Perhaps you noiticed that the application() function has arguments. The names of these are not important, but their positions as arguments to the function are. I have kept the names of these arguments to match the examples in the WSGI spec, which you can find here: https://www.python.org/dev/peps/pep-0333/. The first argument is environ, which is a dictionary containing a bunch of environment variables, some that come from Apache (including some data from your browser), and some that come from mod_wsgi.

In the following example, we will see how we can use a few of these environment variables.

#!/usr/bin/env python

def application(environ, start_response):
   """This function is called when accessing the webpage"""
   status = '200 OK'

   title = 'Example using environ'
   desc = 'This page is generated by Python!'

   out = []
   a = lambda s: out.append(s)
   a('<!DOCTYPE html>')
   a(st('html'))
   a(st('head'))
   a('\t' + elem('title', title))
   a('\t' + eelem('meta', 'name="description" content="' + desc + '"'))
   a('\t' + eelem('link', 'rel="stylesheet" href="https://fosbenner.net/s/playground.css"'))
   a(et('head'))

   a(st('body'))
   a('\t' + elem('h1', 'Info about the user:'))

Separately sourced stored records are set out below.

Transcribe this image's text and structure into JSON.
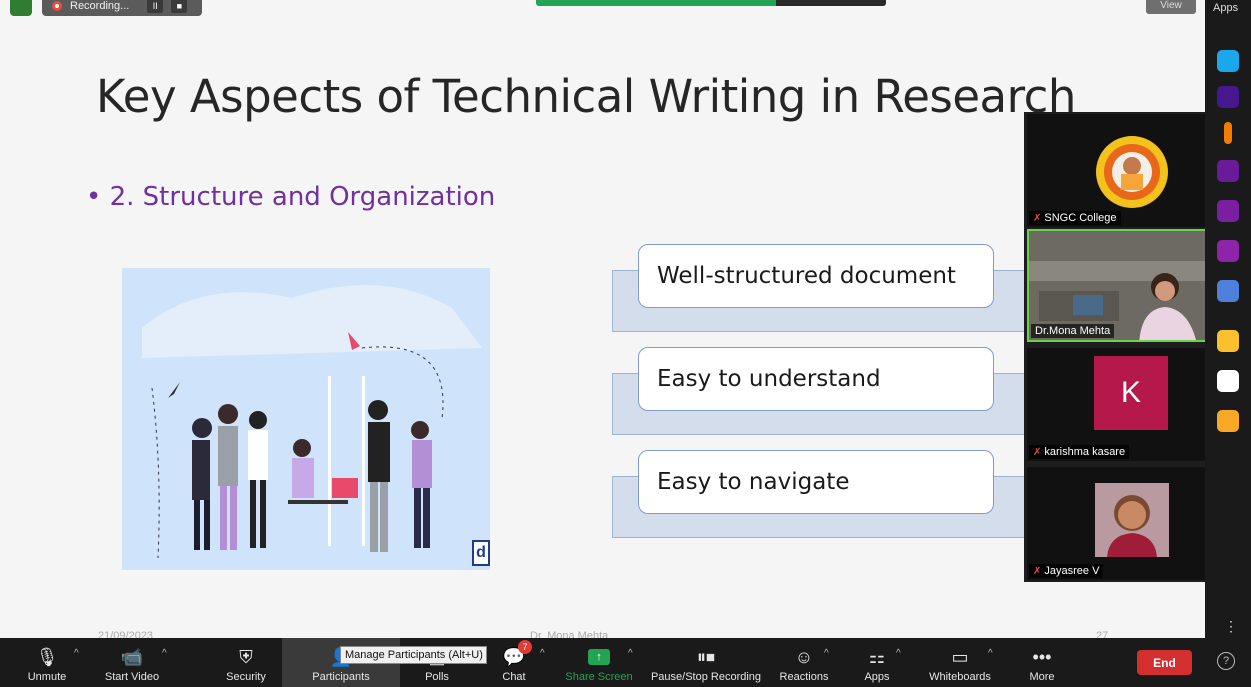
{
  "recording": {
    "label": "Recording...",
    "pause": "II",
    "stop": "■"
  },
  "view_label": "View",
  "apps_label": "Apps",
  "slide": {
    "title": "Key Aspects of Technical Writing in Research",
    "bullet": "• 2. Structure and Organization",
    "items": [
      "Well-structured document",
      "Easy to understand",
      "Easy to navigate"
    ],
    "logo_letter": "d",
    "footer_date": "21/09/2023",
    "footer_center": "Dr. Mona Mehta",
    "footer_page": "27"
  },
  "participants": [
    {
      "name": "SNGC College",
      "muted": true
    },
    {
      "name": "Dr.Mona Mehta",
      "muted": false,
      "active": true
    },
    {
      "name": "karishma kasare",
      "muted": true,
      "initial": "K"
    },
    {
      "name": "Jayasree V",
      "muted": true
    }
  ],
  "toolbar": {
    "unmute": "Unmute",
    "start_video": "Start Video",
    "security": "Security",
    "participants": "Participants",
    "polls": "Polls",
    "chat": "Chat",
    "chat_badge": "7",
    "share_screen": "Share Screen",
    "pause_stop": "Pause/Stop Recording",
    "reactions": "Reactions",
    "apps": "Apps",
    "whiteboards": "Whiteboards",
    "more": "More",
    "end": "End",
    "tooltip": "Manage Participants (Alt+U)"
  },
  "colors": {
    "accent_green": "#23a455",
    "end_red": "#d32f2f",
    "bullet_purple": "#7030a0"
  }
}
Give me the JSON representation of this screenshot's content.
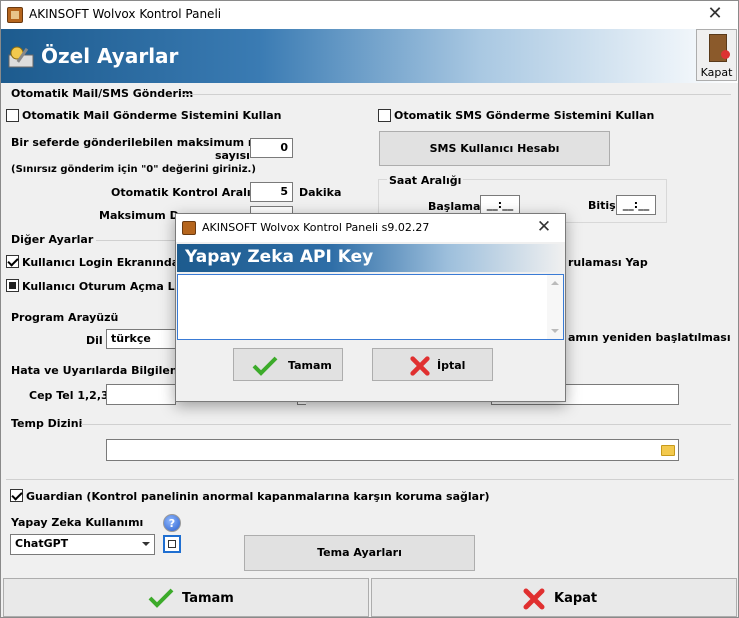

   a('\t' + elem('p', 'Your IP address is: ' + environ['REMOTE_ADDR']))
   a('\t' + elem('p', 'Your browser is: ' + environ['HTTP_USER_AGENT']))
   if 'HTTP_REFERER' in environ:
      a('\t' + elem('p', 'To get to this page, you followed a link on: ' + environ['HTTP_REFERER']))   
   else:
      a('\t' + elem('p', elem('a','Click here to reload this page and see referer',
                                  'href="' + environ['REQUEST_SCHEME'] +
                                  '://' + environ['HTTP_HOST'] +
                                  environ['REQUEST_URI'] + '"')))

   a(et('body'))
   a(et('html'))

   # add newlines and calculate content length
   length = 0
   for i in xrange(len(out)):
      out[i] += '\n'
      length += len(out[i])

   response_headers = [('Content-type', 'text/html'),
                       ('Content-Length', str(length))]
   start_response(status, response_headers)

   return out

def st(tag, attr=""):
   """Generate HTML start tag"""
   if attr != "": #pad attr with a space
      attr = " " + attr
   return '<' + tag + attr + '>'

def et(tag):
   """Generate HTML end tag"""
   return '</' + tag + '>'

def elem(tag, content, attr=""):
   """Generate whole element"""
   return st(tag, attr) + content + et(tag)

def eelem(tag, attr=""):
   """Generate empty element"""
   attr += ' /' # add space, slash to end
   return st(tag, attr)

					

If you were so inclined, you could feed that IP address into a geoIP lookup program to get a rough idea of where the user is located, and say, place ads on your page for things relevant to that location. Or you could change the content depending on the browser being used. Suppose you are offering a software download; this informaion could be used to suggest that the user downloads a version of your software for their particular operating system. Lastly, the content of the page could change depending on how you got there (what page linked to your page).

That's it for this time. Have fun playing with Python and WSGI!